Londonderry is looking at creating a reserve fund for maintaining, rehabilitating and replacing town buildings.

Marlboro residents will consider by ballot whether the town should adopt zoning regulations approved by the Select Board.

Putney voters will be asked if the town should borrow up to $43,000 to purchase a new rescue truck for the fire department.

Rockingham is looking at setting up reserve funds for road improvements ($50,000), and repairs and maintenance at the Rockingham Meeting House and Town Hall ($20,000 for each facility). Voters also will decide on contributing $25,000 toward a new pumper truck for the fire department. Grant funding will be used for the purchase.

Stratton's warning has an article asking if the town should buy a 4-acre parcel of land known as the Old Common from the school district. The purchase carries a $200,000 price tag.

Townshend residents will be asked whether the Select Board should hire a town manager and contract for law enforcement services. Financing will be included in both conversations.

During a meeting on Jan. 23, Select Board Chairwoman Kathy Hege said both articles would be "elephant[s] in the room."

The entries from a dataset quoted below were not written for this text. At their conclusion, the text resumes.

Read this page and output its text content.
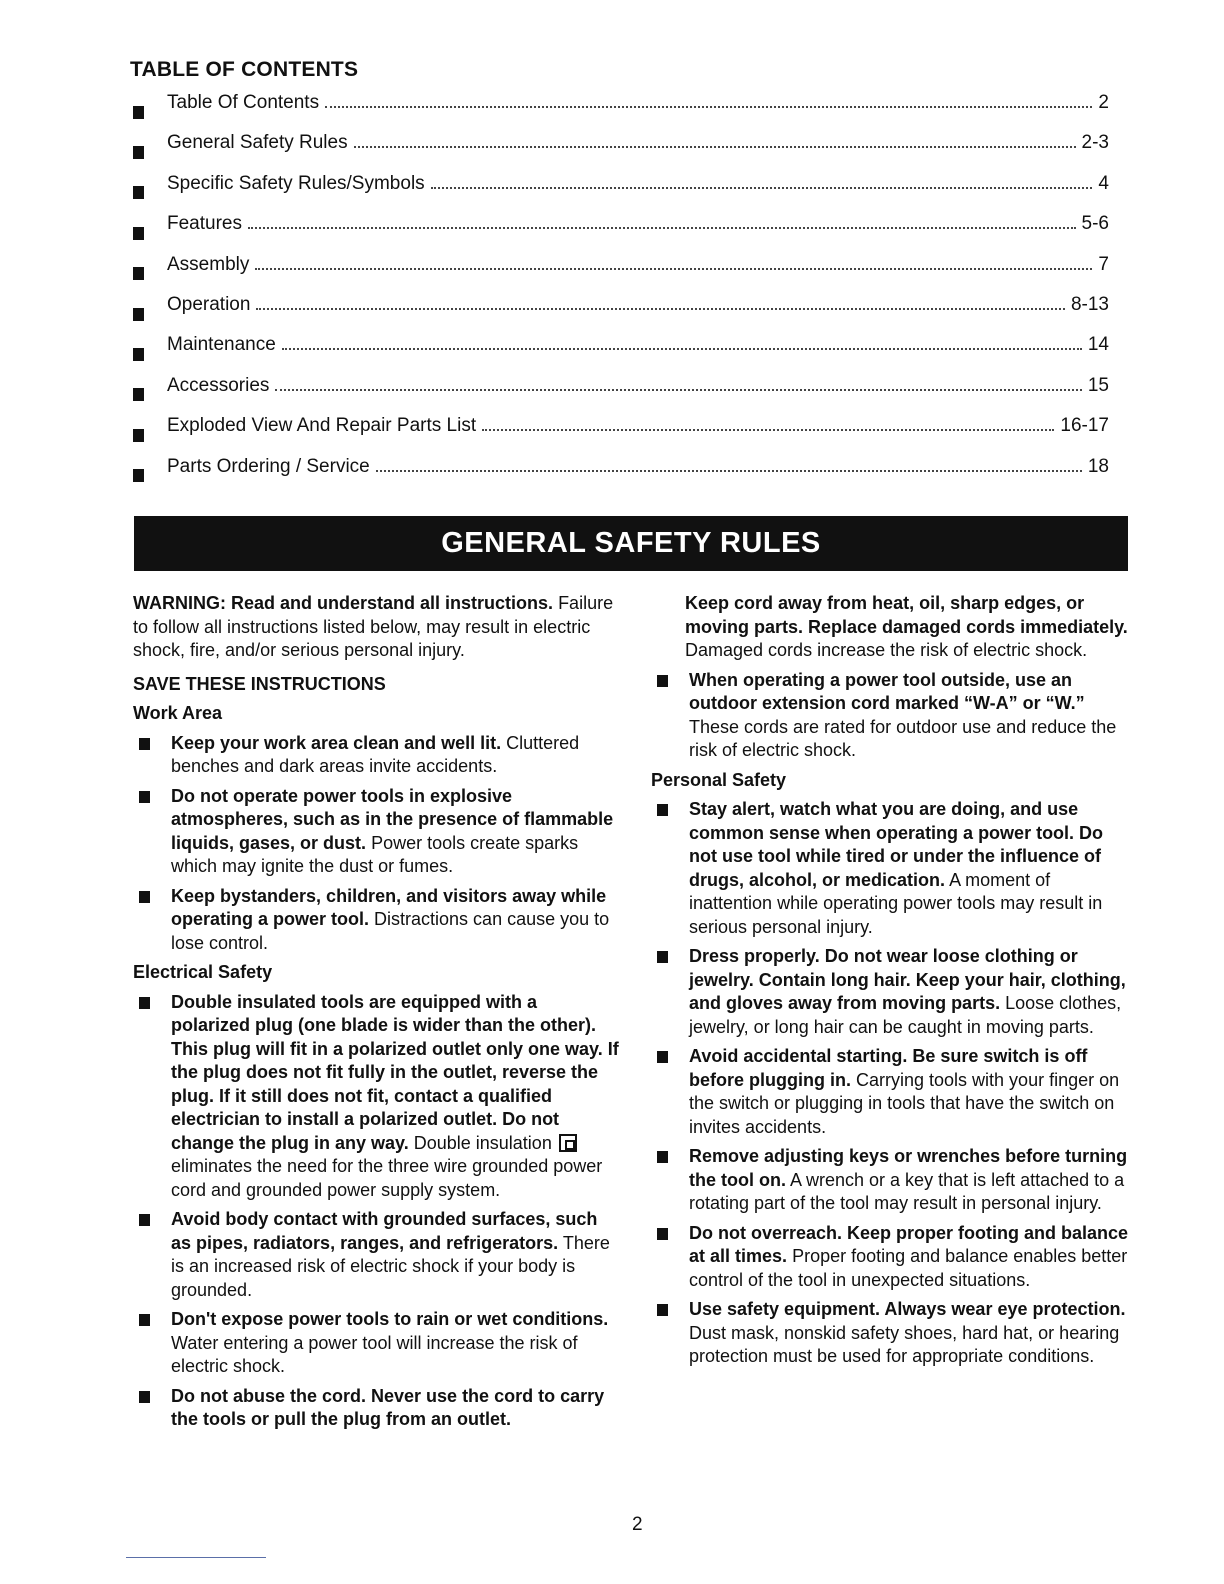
TABLE OF CONTENTS
Table Of Contents	2
General Safety Rules	2-3
Specific Safety Rules/Symbols	4
Features	5-6
Assembly	7
Operation	8-13
Maintenance	14
Accessories	15
Exploded View And Repair Parts List	16-17
Parts Ordering / Service	18
GENERAL SAFETY RULES

WARNING: Read and understand all instructions. Failure to follow all instructions listed below, may result in electric shock, fire, and/or serious personal injury.

SAVE THESE INSTRUCTIONS

Work Area

Keep your work area clean and well lit. Cluttered benches and dark areas invite accidents.
Do not operate power tools in explosive atmospheres, such as in the presence of flammable liquids, gases, or dust. Power tools create sparks which may ignite the dust or fumes.
Keep bystanders, children, and visitors away while operating a power tool. Distractions can cause you to lose control.

Electrical Safety

Double insulated tools are equipped with a polarized plug (one blade is wider than the other). This plug will fit in a polarized outlet only one way. If the plug does not fit fully in the outlet, reverse the plug. If it still does not fit, contact a qualified electrician to install a polarized outlet. Do not change the plug in any way. Double insulation  eliminates the need for the three wire grounded power cord and grounded power supply system.
Avoid body contact with grounded surfaces, such as pipes, radiators, ranges, and refrigerators. There is an increased risk of electric shock if your body is grounded.
Don't expose power tools to rain or wet conditions. Water entering a power tool will increase the risk of electric shock.
Do not abuse the cord. Never use the cord to carry the tools or pull the plug from an outlet.
Keep cord away from heat, oil, sharp edges, or moving parts. Replace damaged cords immediately. Damaged cords increase the risk of electric shock.
When operating a power tool outside, use an outdoor extension cord marked “W-A” or “W.” These cords are rated for outdoor use and reduce the risk of electric shock.

Personal Safety

Stay alert, watch what you are doing, and use common sense when operating a power tool. Do not use tool while tired or under the influence of drugs, alcohol, or medication. A moment of inattention while operating power tools may result in serious personal injury.
Dress properly. Do not wear loose clothing or jewelry. Contain long hair. Keep your hair, clothing, and gloves away from moving parts. Loose clothes, jewelry, or long hair can be caught in moving parts.
Avoid accidental starting. Be sure switch is off before plugging in. Carrying tools with your finger on the switch or plugging in tools that have the switch on invites accidents.
Remove adjusting keys or wrenches before turning the tool on. A wrench or a key that is left attached to a rotating part of the tool may result in personal injury.
Do not overreach. Keep proper footing and balance at all times. Proper footing and balance enables better control of the tool in unexpected situations.
Use safety equipment. Always wear eye protection. Dust mask, nonskid safety shoes, hard hat, or hearing protection must be used for appropriate conditions.
2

Craig Hunt, assistant to the Select Board, said law enforcement budgeting was put into the general fund last year but a request was made to bring it back as a separate article to discuss police coverage.

"There are people rightfully concerned," he told the Reformer. "There's a lot going on in the world. It's a precarious place."

In the past, Townshend has used the Windham County Sheriff's Office or the Vermont State Police. Last year, the town contracted with the State Police.

At Town Meeting last year, the Select Board was given a directive from voters to establish a committee to look at the costs and logistics of hiring a town manager.

"We've been discussing this off and on since the 1990s," Hege previously told the Reformer. "It keeps coming up. We have said for many years we need help. We have a full-time administrative assistant who handles the phones and our scheduling, but he doesn't have the authority or the background to make decisions on the board's behalf."

Wilmington has articles that look at establishing a reserve fund so listers can perform a reappraisal of properties around town ($75,000), a capital fund to buy police equipment ($20,000), a transfer station capital fund ($5,000), and a fund to plan for and relocate town facilities out of the floodplain ($5,000). Another article asks whether the town should combine a playground capital reserve fund with those used for housing capital and school fields in order to create a fund to maintain town parks, forests, fields and fences within town.

Brattleboro will hold annual Representative Town Meeting on March 24. But residents will vote for town officers and school directors like other Vermont towns on March 6. They also will be asked by ballot whether to adopt an advisory resolution dealing with climate change.

Similar resolutions are up for vote in Dummerston, Guilford, Marlboro, Putney, Wardsboro and 30 other towns in Vermont.

"The three main principles of the resolution are to move Vermont towards meeting its goal of 90 percent renewable energy by 2050, no new fossil fuel infrastructure, and to have the transition be fair and equitable," states a press release from climate activist group 350 Vermont. "Small groups from each town drafted versions of the resolutions to meet the specific needs of the town before collecting the required signatures to get it on town warnings or ballots."